One wonders how far the NRA would go in protecting weapons such as bazookas, tanks or nuclear weapons from regulation. The cynical part of me says that as long as manufacturers donate heavily to the NRA, they would market these to gun owners, and the NRA would lobby Congress to protect the sale of these weapons. The NRA has four million members. Surveys have shown that a majority of those members support reasonable gun laws that the NRA itself has bitterly fought. However, it has been increasingly clear in recent years that the NRA strongly represents gun and ammunition makers, and its goal has been to assist their businesses by increasing profits by the sale of firearms and munitions in this country.

Their pathetic call to arm teachers and place police officers on campuses rather than require limits on assault weapons and 100-round magazines is an insult to the victims and families of the 62 mass murders in the last 30 years. (One can only imagine some gun manufacturers already trying to figure out how they could profit by selling weapons to schools.)

NRA CEO Wayne LaPierre insists that blame for the latest shootings should be on video games, the media, American culture and even natural disasters. He blamed everything except brutally efficient high-capacity guns and military style weapons.

His solution? Arm teachers and put armed police officers at every school in America.

Is this what we have become?

At Columbine, a sheriff’s deputy was on duty in 1999 and fired at one of the killers while 11 of their 13 victims were still alive. He missed four times.
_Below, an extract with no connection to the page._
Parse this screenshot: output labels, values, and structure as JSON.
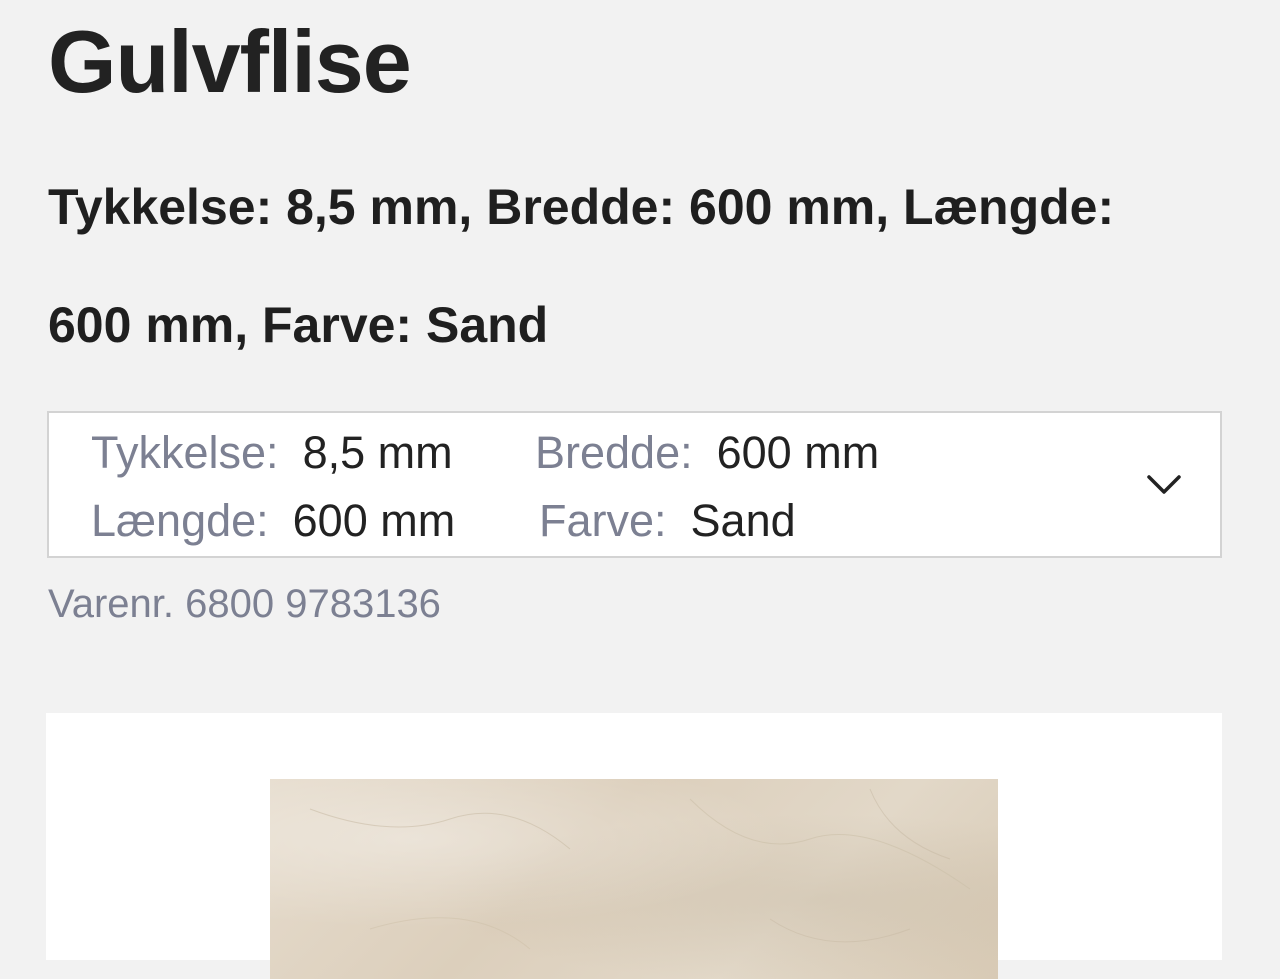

Last August, New York City police officers fired at a gunman outside the Empire State Building. They killed him, but wounded nine bystanders.
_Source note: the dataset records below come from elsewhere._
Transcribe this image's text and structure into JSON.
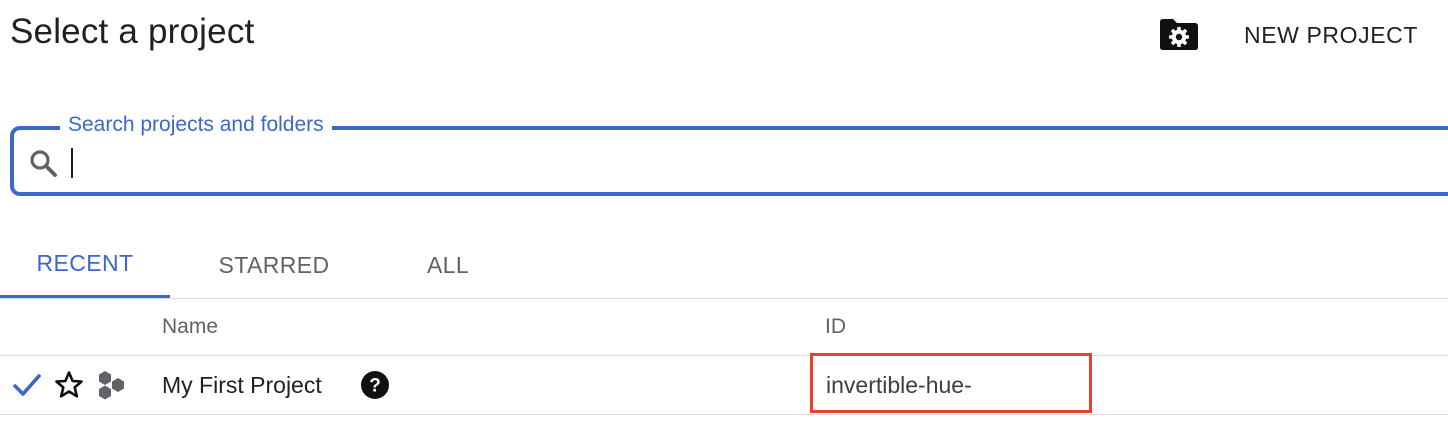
{
  "header": {
    "title": "Select a project",
    "manage_icon": "folder-gear-icon",
    "new_project_label": "NEW PROJECT"
  },
  "search": {
    "label": "Search projects and folders",
    "value": "",
    "placeholder": ""
  },
  "tabs": [
    {
      "label": "RECENT",
      "active": true
    },
    {
      "label": "STARRED",
      "active": false
    },
    {
      "label": "ALL",
      "active": false
    }
  ],
  "table": {
    "columns": [
      "Name",
      "ID"
    ],
    "rows": [
      {
        "selected": true,
        "starred": false,
        "icons": [
          "check-icon",
          "star-outline-icon",
          "project-resource-icon",
          "help-icon"
        ],
        "name": "My First Project",
        "id": "invertible-hue-"
      }
    ]
  },
  "colors": {
    "accent": "#3c68cb",
    "highlight_border": "#e8402a",
    "divider": "#dadce0",
    "text_primary": "#202124",
    "text_secondary": "#5f6368"
  }
}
These were trained officers. Do we really want to have teachers hunt for a key to a locked cabinet which holds a weapon rather than protecting their students, as the brave teachers did in Connecticut? Do we really want schools to become armed fortresses where teachers spend time on weapons training than on curriculum?
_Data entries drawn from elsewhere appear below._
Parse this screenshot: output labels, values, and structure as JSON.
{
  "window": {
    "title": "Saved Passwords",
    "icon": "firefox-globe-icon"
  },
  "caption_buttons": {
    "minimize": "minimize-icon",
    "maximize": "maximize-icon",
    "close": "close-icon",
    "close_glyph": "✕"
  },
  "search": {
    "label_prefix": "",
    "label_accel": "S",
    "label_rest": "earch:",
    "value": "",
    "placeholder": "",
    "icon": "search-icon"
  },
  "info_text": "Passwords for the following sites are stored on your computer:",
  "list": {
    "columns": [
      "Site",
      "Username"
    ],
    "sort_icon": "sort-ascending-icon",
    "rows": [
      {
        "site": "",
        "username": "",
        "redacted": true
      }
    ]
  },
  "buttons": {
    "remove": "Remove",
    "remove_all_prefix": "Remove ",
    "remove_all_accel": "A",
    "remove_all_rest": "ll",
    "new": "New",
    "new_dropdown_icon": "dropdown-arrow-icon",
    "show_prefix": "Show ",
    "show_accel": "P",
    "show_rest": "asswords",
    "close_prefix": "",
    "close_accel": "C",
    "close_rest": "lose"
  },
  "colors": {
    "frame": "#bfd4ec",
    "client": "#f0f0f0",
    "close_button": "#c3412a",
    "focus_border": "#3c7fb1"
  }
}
Even having a legally acquired gun does not make you safer. Statistics show that if you have a gun in your home, you are 22 times more likely to become a victim. Adam Lanza’s mother had a number of legally acquired weapons, one of which was used by her son to murder her.

Why does a hunter needsan assault weapon, a military weapon made for the purpose of killing people? Do hunters use them to hunt deer? Is that truly a sport?

Do gun owners want assault weapons because they enjoy target practice? Is it more important for gun enthusiasts to enjoy target practice than to protect society and our children from the threat of mass murder?

Why does a hunter need a 30- or 100-round magazine? The only reason that Jared Lee Loughner did not kill more victims in Tucson was that his 30-round magazine jammed. Is there any justification for owning a magazine that fires 30 or even 100 bullets in mere seconds?

After a crazed gunman in Australia killed 35 people in 1995, Australia passed tough new gun control laws. Afterwards, both gun suicides and homicides fell. In addition, while there were 13 mass shooting in Australia between 1979 and 1996, there have been none in the last 16 years.

One more proof that strict laws decrease gun deaths.

There are no easy answers. However, sensible laws regarding assault weapons and multi-round magazines are a start. Congress should close the gun show loophole and develop a background check system to ensure that anyone who buys a firearm is a law-abiding, mentally stable individual. We must examine our mental health system to make sure that those who need help are able to get it.

Is the stranglehold that the NRA has on our legislators too powerful for any action by Congress, even now? Or will the massacre of the 26 innocent children and adults fade from our collective memory until the next shooting, when we again will suffer the horror, tragedy and one more example of the absence of courage by our political leaders?

Cynthia Neely of Lodi is a retired city attorney.